Monday, June 28, 2010

The Girl with the Dragon Tatoo by Stieg Larsson ***


The movie that has been made from this book is just now out in the US, though it was released last year in Europe. The premise sounded good to me and I wanted to read the book before I saw the movie, so it seemed like a good choice for the Kindle. I haven't seen the movie yet, but I hope to soon.

The first thing that strikes you when you start this book is the violence. It's not immediate, but once it gets going it's very graphic and disturbing. For whatever reasons, I just don't like books like that in general anymore. About 10 years ago I think this would have been much more my thing, but not now.

Another beef I had with the book was one of the main characters, Mikael Blomkvist. I just never really liked him. Again, I can't put my finger on it and say exactly why, but he annoyed me.

The character of Lisbeth, the titular female, is an interesting one. She has had a very difficult past that has made her a person of very little outward display of emotion and she is mostly misunderstood by those around her. Her ambivalence towards issues that most other people find very important has marked her as a rebel.

The mystery in the book is good, with many twists and turns that are hard to anticipate. I think the story itself is a very good one.

I don't think I'll be reading the other two books that Larrson wrote before his untimely death, but you never know.

Thursday, June 10, 2010

The Postmistress by Sarah Blake ***


This is one of those books that you finally get to the end of and you're left wondering many many things about it. Like, why?

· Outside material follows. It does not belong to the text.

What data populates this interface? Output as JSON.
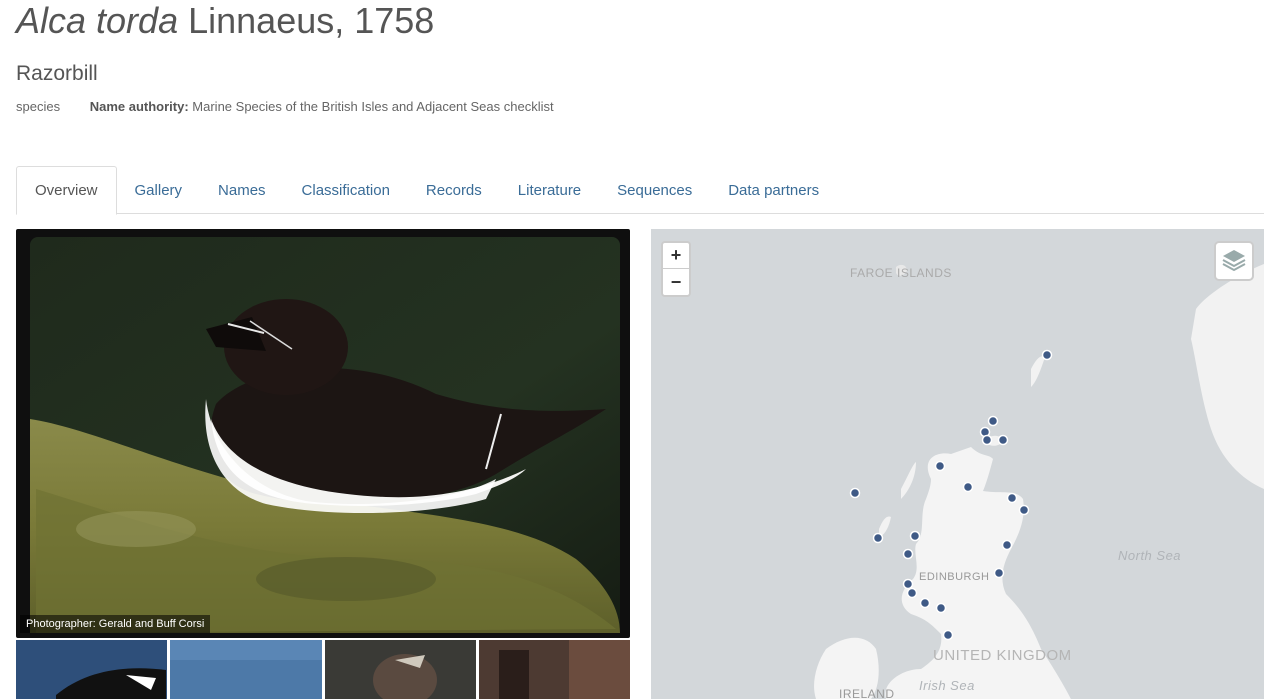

It takes place in 1940-1941 before the US had joined up for WWII. The action happens on the home front and over in Europe, following two stories that converge in the end. The premise is that the postmaster of a small town on the tip of Cape Cod decides to buck her own principles and not deliver a letter to a woman who's husband is in London helping out during the Blitz. Now, my big Why? in this book is why did this woman's husband go over there? He's a doctor, he's lost his first patient, and he can't take it anymore. So he goes over to help in London. But he loves his wife very much and knows that he leaves her utterly alone when he's gone. I was mad at this guy from the get go. I guess it just didn't make enough sense to me that he'd leave her and that made any sympathy I had for him go right out the window.

Alright, meanwhile there's an American lady radio reporter over in London too, reporting on the Blitz. Her impassioned reporting is partly why the doctor went over there. She soon leaves London, though, to go to continental Europe and report on the plight of the Jews there. She makes voice recordings (the technology wasn't really quite there yet in reality) of the people she meets fleeing for Spain and Portugal, realizing that many of them would soon be dead. This was a pretty neat part of the book, and devastating in its description of children, older men, pregnant women, all of them desperate to get out of the hell that Europe had become for them.

Overall, this book is good. But the hard part for me was the slowness of the action, especially at the end. I kept wanting to yell at the characters to just get on with it. The opening of the book is odd too, since I don't really see where it was necessary at all for the story.

I'll say this--if you like books about the people caught up in WWII, this one will at least be up your alley.